The Cape Coast Castle in Ghana (where slaves were held in transit before being shipped off), acts as the central point of both sides of history and is where the story begins and ends. Esi who is kept in its dungeons and eventually taken to America’s Deep South as a slave and Effia who walks the surface as a trader’s “wench” – their lives diverge. It is this juxtaposition that sets the scene for the parallel stories of African and African American history as Gyasi follows the lineage of each sister. Their bloodlines are followed through seven generations covering the associated histories of the US and Ghana up to the turn of the 21st century.

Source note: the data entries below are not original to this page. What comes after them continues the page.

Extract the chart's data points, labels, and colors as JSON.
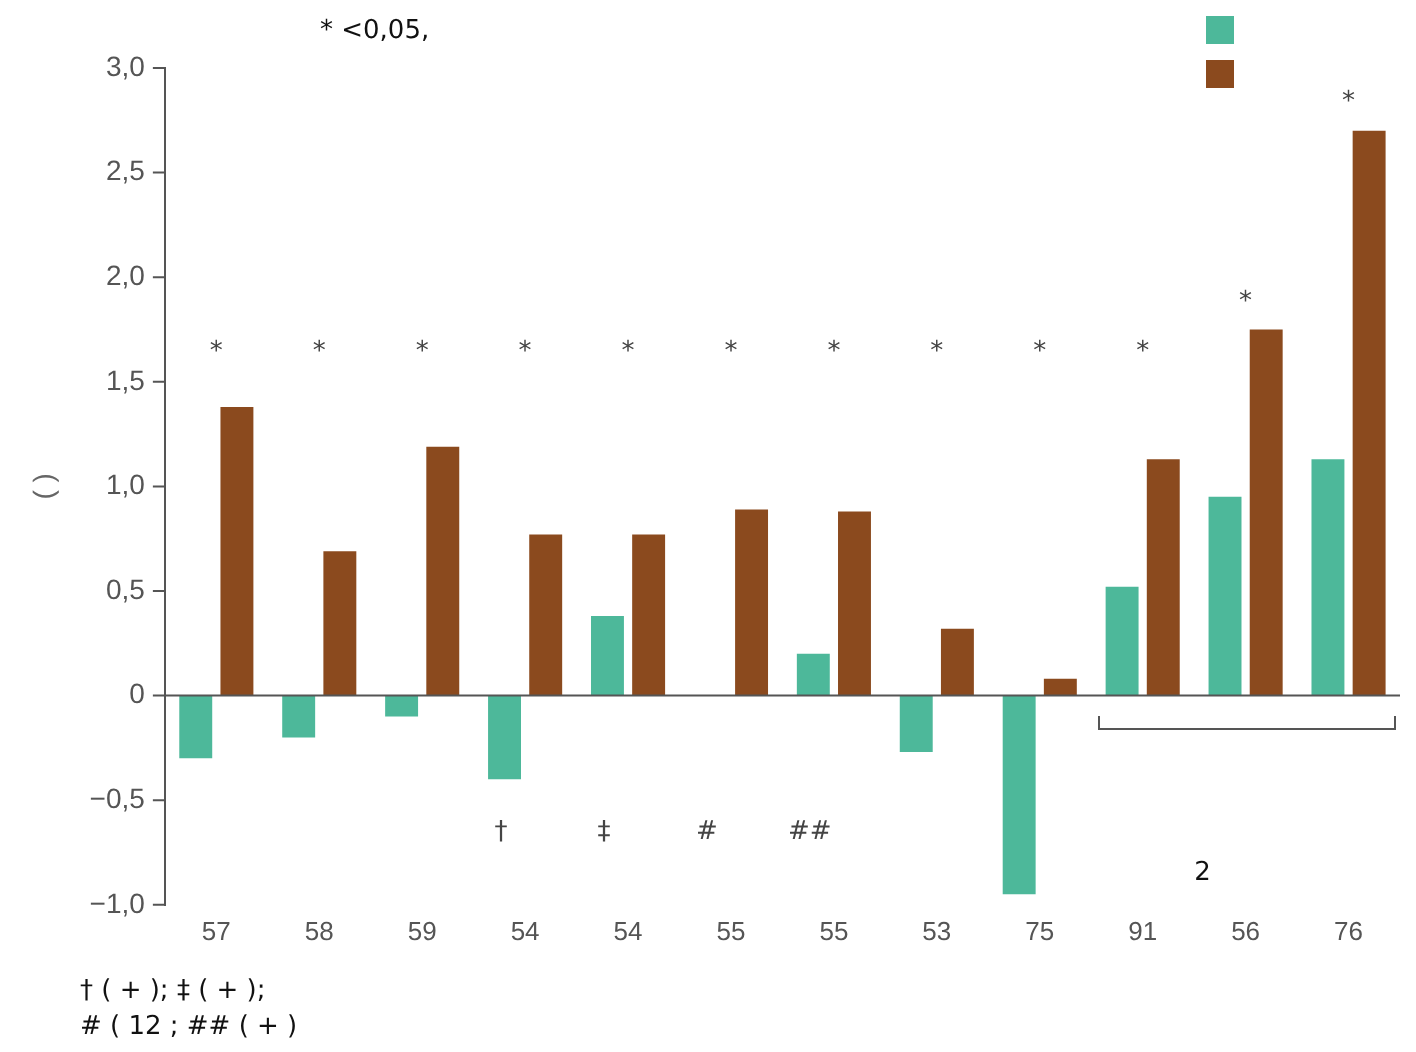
{
  "chart_data": {
    "type": "bar",
    "ylabel": "( )",
    "categories": [
      "57",
      "58",
      "59",
      "54",
      "54",
      "55",
      "55",
      "53",
      "75",
      "91",
      "56",
      "76"
    ],
    "series": [
      {
        "color": "#4db89a",
        "values": [
          -0.3,
          -0.2,
          -0.1,
          -0.4,
          0.38,
          0,
          0.2,
          -0.27,
          -0.95,
          0.52,
          0.95,
          1.13
        ]
      },
      {
        "color": "#8b4a1e",
        "values": [
          1.38,
          0.69,
          1.19,
          0.77,
          0.77,
          0.89,
          0.88,
          0.32,
          0.08,
          1.13,
          1.75,
          2.7
        ]
      }
    ],
    "ylim": [
      -1.0,
      3.0
    ],
    "yticks": [
      {
        "value": -1,
        "label": "−1,0"
      },
      {
        "value": -0.5,
        "label": "−0,5"
      },
      0,
      {
        "value": 0.5,
        "label": "0,5"
      },
      {
        "value": 1,
        "label": "1,0"
      },
      {
        "value": 1.5,
        "label": "1,5"
      },
      {
        "value": 2,
        "label": "2,0"
      },
      {
        "value": 2.5,
        "label": "2,5"
      },
      {
        "value": 3,
        "label": "3,0"
      }
    ],
    "annotations": [
      "* <0,05,",
      "*",
      "*",
      "*",
      "*",
      "*",
      "*",
      "*",
      "*",
      "*",
      "*",
      "*",
      "*",
      "†",
      "‡",
      "#",
      "##",
      "2",
      "† ( + ); ‡ ( + );",
      "# ( 12 ; ## ( + )"
    ]
  }
}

Slavery in America’s Deep South, Jim Crow and segregation, The Great Migration and the Civil Rights Movement told alongside tales of tribal war, the peek of the Asante and Fante empires, war, colonialism and independence (and more) are all encapsulated in the stories of each character.
It is Gyasi’s ability to seamlessly move between times and characters with just enough detail and ease that allows the reader to be gripped, moved and educated at the same time. I personally learnt so much about Ghanaian and African American history from the stories of the characters in this book. When I was 12 I visited Cape Coast Castle and being so young I really didn’t take in the significance of what I was experiencing. When I do go again this novel, although fictional has given me a unique insight into its history. Also, the way the story is told through the generations, I think sends a powerful message of just how much history shapes our present – the idea that slavery is an open wound that will never heal resonates with the characters in this book on both sides. Another message I think Gyasi attempts to convey is the idea that for Africans and African Americans despite our parallel history we began and end as one. In this sense as a Ghanaian American, Gyasi’s dual heritage perfectly assists with this balance.
This book is of course for anyone but I think especially for the diaspora and African alike as Gyasi helps to paint the picture of a personal history whilst allowing us to peek into one another’s stories- our sister history.
As a debut novel and at only 26 years old I’m really excited for more from her.
I could go on but I’m no spoiler so get you a copy!